Der Film lebt vor allem vom argentinischen Lokalkolorit und von seinem wunderbaren Hauptdarsteller Oscar Martínez. Sein Mantovani ist zwar durchaus eitel, aber auch ein ehrlich mit der Kunst Ringender. Radikal ehrlich gegen sich selbst, verweigert er sich faulen Kompromissen. So kompromißlos wie die Hauptfigur ist der Film insgesamt leider nicht.
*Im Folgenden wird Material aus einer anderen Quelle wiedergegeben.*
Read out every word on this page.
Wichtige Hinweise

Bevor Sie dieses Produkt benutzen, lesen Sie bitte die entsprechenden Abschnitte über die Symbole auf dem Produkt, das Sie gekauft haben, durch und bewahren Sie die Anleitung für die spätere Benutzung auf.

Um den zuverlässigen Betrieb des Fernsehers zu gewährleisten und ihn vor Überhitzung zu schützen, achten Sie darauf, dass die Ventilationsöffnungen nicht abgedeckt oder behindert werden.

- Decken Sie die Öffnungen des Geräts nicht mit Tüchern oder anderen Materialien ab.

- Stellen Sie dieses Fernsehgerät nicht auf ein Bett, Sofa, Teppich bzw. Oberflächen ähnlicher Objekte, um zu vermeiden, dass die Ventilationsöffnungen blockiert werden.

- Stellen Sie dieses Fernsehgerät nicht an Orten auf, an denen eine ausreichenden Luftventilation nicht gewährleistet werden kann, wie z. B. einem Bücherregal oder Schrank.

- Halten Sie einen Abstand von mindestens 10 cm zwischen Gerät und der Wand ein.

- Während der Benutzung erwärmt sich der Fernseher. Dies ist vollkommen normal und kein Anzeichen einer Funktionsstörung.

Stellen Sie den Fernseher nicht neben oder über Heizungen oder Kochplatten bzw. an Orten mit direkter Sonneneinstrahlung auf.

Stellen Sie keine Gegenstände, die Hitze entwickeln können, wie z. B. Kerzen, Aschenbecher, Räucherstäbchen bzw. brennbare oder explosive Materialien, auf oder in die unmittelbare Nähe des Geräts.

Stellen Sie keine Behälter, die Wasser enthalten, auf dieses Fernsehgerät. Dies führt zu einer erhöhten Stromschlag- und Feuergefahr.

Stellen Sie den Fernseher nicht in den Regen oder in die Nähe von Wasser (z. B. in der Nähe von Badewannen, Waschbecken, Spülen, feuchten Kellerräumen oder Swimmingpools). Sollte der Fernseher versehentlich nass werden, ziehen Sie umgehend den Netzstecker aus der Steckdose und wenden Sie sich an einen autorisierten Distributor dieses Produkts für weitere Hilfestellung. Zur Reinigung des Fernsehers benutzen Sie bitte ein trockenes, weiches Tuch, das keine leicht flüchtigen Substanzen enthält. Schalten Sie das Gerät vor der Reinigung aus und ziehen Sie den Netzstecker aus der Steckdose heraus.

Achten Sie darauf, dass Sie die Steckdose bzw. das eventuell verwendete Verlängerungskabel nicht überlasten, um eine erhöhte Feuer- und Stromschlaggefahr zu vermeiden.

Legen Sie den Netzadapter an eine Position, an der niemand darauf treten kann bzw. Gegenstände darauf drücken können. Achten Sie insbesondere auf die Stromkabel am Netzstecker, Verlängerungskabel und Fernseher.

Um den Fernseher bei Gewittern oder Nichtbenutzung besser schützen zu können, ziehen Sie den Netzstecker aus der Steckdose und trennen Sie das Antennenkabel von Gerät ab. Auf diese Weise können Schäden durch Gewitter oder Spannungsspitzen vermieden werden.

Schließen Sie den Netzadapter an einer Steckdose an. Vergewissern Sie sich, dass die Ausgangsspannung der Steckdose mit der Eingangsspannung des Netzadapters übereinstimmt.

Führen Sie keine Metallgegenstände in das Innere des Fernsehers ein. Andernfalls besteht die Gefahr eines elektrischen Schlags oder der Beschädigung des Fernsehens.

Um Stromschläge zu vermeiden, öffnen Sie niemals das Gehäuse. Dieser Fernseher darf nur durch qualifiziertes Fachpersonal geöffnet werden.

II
Die Satire über die Gegensätze von Hoch- und Provinzkultur gerät den Regisseuren Mariano Cohn und Gastón Duprat doch recht zahm und verläuft dabei in erwartbaren Bahnen.
Originaltitel: EL CIUDADANO ILUSTRE
Argentinien/Spanien 2016, 118 min
FSK 0
Verleih: Cine Global
Genre: Komödie
Darsteller: Oscar Martínez, Dady Brieva
Regie: Mariano Cohn, Gastón Duprat
Kinostart: 02.11.17
[ Dörthe Gromes ]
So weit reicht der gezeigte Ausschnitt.